It is immediately clear from the above plots that soil conditions were favourable for magnetic survey and that a remarkable number of potential archaeological anomalies have been recorded. An interpretation diagram, superimposing these anomalies on a plan of the field boundaries, is presented at 1:1250 scale as Figure 7 and the numbers in bold in square brackets in this text (eg: [x] ) refer to numbered features in this figure. This diagram presents a bewildering palimpsest of anomalies, all potentially archaeological in origin, reflecting the multi-period occupancy at the site. Hence, in Figure 8 an attempt has been made to separate the overlying anomalies into plans representing different phases of activity at the site and these are plotted at 1:2500 scale. This interpretation has benefitted from information supplied by Dr. Chris Gerrard of King Alfred%s College, Winchester, who has excavated at the site in 1993 and 1998; a report on the 1993 excavations may be found in Gerrard (1995).

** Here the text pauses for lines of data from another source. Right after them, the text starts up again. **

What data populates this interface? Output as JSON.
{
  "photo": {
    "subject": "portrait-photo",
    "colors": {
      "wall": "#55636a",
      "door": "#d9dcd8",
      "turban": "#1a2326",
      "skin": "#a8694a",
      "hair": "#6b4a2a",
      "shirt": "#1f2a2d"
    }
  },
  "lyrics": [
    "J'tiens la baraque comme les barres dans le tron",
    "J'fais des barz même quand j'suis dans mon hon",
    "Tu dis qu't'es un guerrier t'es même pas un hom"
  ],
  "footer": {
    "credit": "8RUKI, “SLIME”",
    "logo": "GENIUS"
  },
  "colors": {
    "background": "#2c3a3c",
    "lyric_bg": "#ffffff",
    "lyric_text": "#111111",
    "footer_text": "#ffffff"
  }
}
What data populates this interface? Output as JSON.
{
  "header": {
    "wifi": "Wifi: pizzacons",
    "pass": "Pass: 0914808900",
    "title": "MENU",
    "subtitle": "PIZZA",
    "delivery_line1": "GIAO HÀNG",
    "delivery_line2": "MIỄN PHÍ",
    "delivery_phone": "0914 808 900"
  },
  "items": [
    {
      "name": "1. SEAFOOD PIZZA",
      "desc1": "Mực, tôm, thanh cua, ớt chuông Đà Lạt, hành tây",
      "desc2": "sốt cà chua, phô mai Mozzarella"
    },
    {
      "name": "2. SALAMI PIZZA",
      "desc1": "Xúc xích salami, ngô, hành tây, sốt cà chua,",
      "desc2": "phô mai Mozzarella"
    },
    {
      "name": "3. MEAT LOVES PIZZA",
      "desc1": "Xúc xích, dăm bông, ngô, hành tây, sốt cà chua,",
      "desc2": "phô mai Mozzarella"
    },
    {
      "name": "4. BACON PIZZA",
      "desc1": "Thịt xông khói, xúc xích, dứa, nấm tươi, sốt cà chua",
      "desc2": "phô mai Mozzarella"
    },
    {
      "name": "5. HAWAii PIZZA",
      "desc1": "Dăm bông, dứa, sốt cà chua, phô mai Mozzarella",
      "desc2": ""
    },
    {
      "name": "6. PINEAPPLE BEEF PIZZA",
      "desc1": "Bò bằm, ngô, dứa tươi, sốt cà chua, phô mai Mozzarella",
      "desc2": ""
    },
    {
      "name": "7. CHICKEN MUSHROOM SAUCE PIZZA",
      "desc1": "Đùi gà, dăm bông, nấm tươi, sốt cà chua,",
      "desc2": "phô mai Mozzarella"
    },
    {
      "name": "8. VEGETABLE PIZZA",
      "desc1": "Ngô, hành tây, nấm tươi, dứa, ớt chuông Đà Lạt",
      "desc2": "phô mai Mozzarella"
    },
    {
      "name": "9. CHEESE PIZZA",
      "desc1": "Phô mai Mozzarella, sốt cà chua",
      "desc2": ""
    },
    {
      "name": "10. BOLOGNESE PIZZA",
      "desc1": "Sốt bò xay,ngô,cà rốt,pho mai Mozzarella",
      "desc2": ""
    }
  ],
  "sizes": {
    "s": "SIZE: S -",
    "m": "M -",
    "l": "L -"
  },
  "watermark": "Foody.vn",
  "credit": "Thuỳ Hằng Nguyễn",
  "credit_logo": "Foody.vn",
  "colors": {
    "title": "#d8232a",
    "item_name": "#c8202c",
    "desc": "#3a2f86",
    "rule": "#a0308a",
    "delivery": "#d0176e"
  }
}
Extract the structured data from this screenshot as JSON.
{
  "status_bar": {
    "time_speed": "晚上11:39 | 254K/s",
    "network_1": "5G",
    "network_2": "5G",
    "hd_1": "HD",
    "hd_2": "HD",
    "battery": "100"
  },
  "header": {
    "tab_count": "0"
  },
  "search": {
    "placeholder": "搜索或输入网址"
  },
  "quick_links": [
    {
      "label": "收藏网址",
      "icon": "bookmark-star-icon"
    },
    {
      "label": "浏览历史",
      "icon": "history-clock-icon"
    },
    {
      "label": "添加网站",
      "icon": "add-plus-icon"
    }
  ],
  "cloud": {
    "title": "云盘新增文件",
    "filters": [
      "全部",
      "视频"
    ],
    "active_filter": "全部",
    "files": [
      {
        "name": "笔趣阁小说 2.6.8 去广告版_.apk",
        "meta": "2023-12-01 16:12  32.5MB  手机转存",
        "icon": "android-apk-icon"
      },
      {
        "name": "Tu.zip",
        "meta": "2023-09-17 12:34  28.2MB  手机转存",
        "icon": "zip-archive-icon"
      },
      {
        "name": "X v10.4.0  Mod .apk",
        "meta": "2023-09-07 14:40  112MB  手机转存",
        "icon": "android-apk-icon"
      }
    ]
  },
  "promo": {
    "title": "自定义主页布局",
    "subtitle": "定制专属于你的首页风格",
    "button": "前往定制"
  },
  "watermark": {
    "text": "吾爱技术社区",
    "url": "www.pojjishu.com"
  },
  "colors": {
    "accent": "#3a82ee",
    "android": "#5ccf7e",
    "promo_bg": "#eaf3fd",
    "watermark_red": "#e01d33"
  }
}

One non-archaeological feature has been marked with a yellow dashed line running east-west across the field in Figure 7. This is the line of a water pipe noted during excavation in 1993. The strong magnetic signal it generates has, unfortunately, saturated the response of the fluxgates within 3m either side of its position, limiting archaeological interpretation in this region. Nevertheless a large number of potentially archaeological features have been identified, particularly in the area towards the north-east of the field.

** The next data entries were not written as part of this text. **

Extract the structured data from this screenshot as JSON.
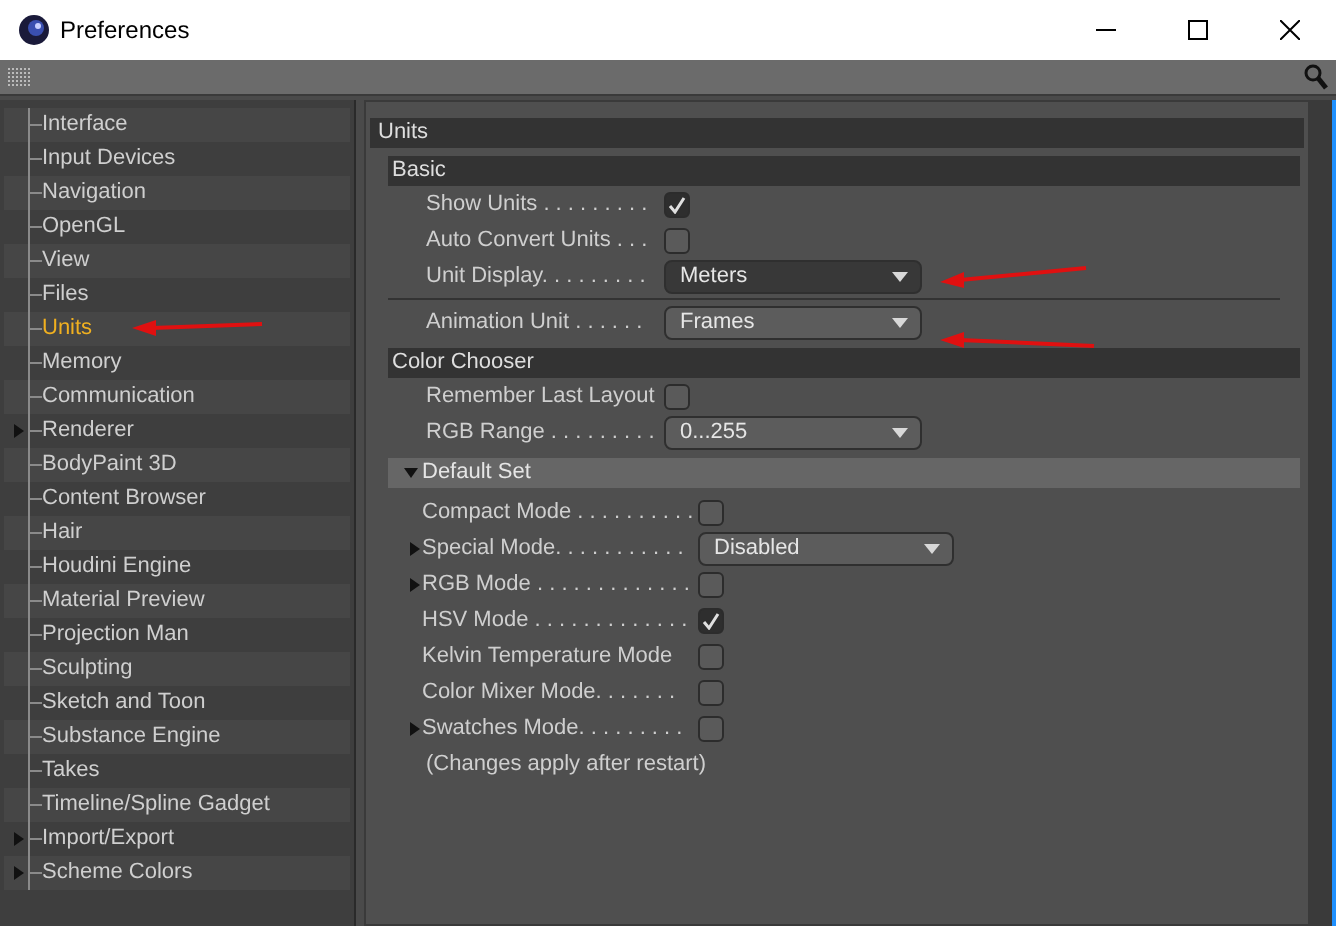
{
  "window": {
    "title": "Preferences"
  },
  "sidebar": {
    "items": [
      {
        "label": "Interface",
        "selected": false,
        "expandable": false
      },
      {
        "label": "Input Devices",
        "selected": false,
        "expandable": false
      },
      {
        "label": "Navigation",
        "selected": false,
        "expandable": false
      },
      {
        "label": "OpenGL",
        "selected": false,
        "expandable": false
      },
      {
        "label": "View",
        "selected": false,
        "expandable": false
      },
      {
        "label": "Files",
        "selected": false,
        "expandable": false
      },
      {
        "label": "Units",
        "selected": true,
        "expandable": false
      },
      {
        "label": "Memory",
        "selected": false,
        "expandable": false
      },
      {
        "label": "Communication",
        "selected": false,
        "expandable": false
      },
      {
        "label": "Renderer",
        "selected": false,
        "expandable": true
      },
      {
        "label": "BodyPaint 3D",
        "selected": false,
        "expandable": false
      },
      {
        "label": "Content Browser",
        "selected": false,
        "expandable": false
      },
      {
        "label": "Hair",
        "selected": false,
        "expandable": false
      },
      {
        "label": "Houdini Engine",
        "selected": false,
        "expandable": false
      },
      {
        "label": "Material Preview",
        "selected": false,
        "expandable": false
      },
      {
        "label": "Projection Man",
        "selected": false,
        "expandable": false
      },
      {
        "label": "Sculpting",
        "selected": false,
        "expandable": false
      },
      {
        "label": "Sketch and Toon",
        "selected": false,
        "expandable": false
      },
      {
        "label": "Substance Engine",
        "selected": false,
        "expandable": false
      },
      {
        "label": "Takes",
        "selected": false,
        "expandable": false
      },
      {
        "label": "Timeline/Spline Gadget",
        "selected": false,
        "expandable": false
      },
      {
        "label": "Import/Export",
        "selected": false,
        "expandable": true
      },
      {
        "label": "Scheme Colors",
        "selected": false,
        "expandable": true
      }
    ]
  },
  "panel": {
    "title": "Units",
    "rows": [
      {
        "kind": "section",
        "label": "Basic"
      },
      {
        "kind": "checkbox",
        "label": "Show Units . . . . . . . . .",
        "checked": true
      },
      {
        "kind": "checkbox",
        "label": "Auto Convert Units . . .",
        "checked": false
      },
      {
        "kind": "dropdown",
        "label": "Unit Display. . . . . . . . .",
        "value": "Meters",
        "focused": true
      },
      {
        "kind": "separator"
      },
      {
        "kind": "dropdown",
        "label": "Animation Unit . . . . . .",
        "value": "Frames",
        "focused": false
      },
      {
        "kind": "section",
        "label": "Color Chooser"
      },
      {
        "kind": "checkbox",
        "label": "Remember Last Layout",
        "checked": false
      },
      {
        "kind": "dropdown",
        "label": "RGB Range . . . . . . . . .",
        "value": "0...255",
        "focused": false
      },
      {
        "kind": "group",
        "label": "Default Set",
        "expanded": true,
        "children": [
          {
            "kind": "checkbox",
            "label": "Compact Mode . . . . . . . . . .",
            "checked": false,
            "expandable": false
          },
          {
            "kind": "dropdown",
            "label": "Special Mode. . . . . . . . . . .",
            "value": "Disabled",
            "focused": false,
            "expandable": true
          },
          {
            "kind": "checkbox",
            "label": "RGB Mode . . . . . . . . . . . . .",
            "checked": false,
            "expandable": true
          },
          {
            "kind": "checkbox",
            "label": "HSV Mode . . . . . . . . . . . . .",
            "checked": true,
            "expandable": false
          },
          {
            "kind": "checkbox",
            "label": "Kelvin Temperature Mode",
            "checked": false,
            "expandable": false
          },
          {
            "kind": "checkbox",
            "label": "Color Mixer Mode. . . . . . .",
            "checked": false,
            "expandable": false
          },
          {
            "kind": "checkbox",
            "label": "Swatches Mode. . . . . . . . .",
            "checked": false,
            "expandable": true
          }
        ]
      },
      {
        "kind": "note",
        "label": "(Changes apply after restart)"
      }
    ]
  }
}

Negative magnetic anomalies (those where the causative feature is less magnetised than the surrounding soil) show up in black in the greyscale plots of the magnetometer data and have been marked in red in Figure 7. Such anomalies are unusual but can occur when masonry wall footings composed of non-magnetic stone are present beneath a cover of well magnetised (often clayey) soil. In the present survey, the remains of the church are a particularly clear example of this phenomenon and their location is indicated in the interpretation plan [14] . More conjectural examples, where the response is similar in magnitude to the general level of magnetic noise recorded in the data, are indicated with dashed lines. Also, possibly significant areas of lowered magnetic response, perhaps due to buried stone rubble or floors, are indicated with a red stipple (eg [2] ).

Positive magnetic anomalies, which show up in white in the greyscale plots, are indicated in blue in Figure 7. These anomalies are caused by features with a stronger magnetisation than the surrounding soil and are often caused by infilled ditches, the fill of the ditch having been magnetically enhanced by anthropogenic action on the site. Again, more conjectural possibilities are signified with a dashed line. Non-linear positive anomalies are shown in green in Figure 7 and these might be due to pits or simply areas of soil exhibiting enhanced magnetic susceptibility owing to human activity in the vicinity.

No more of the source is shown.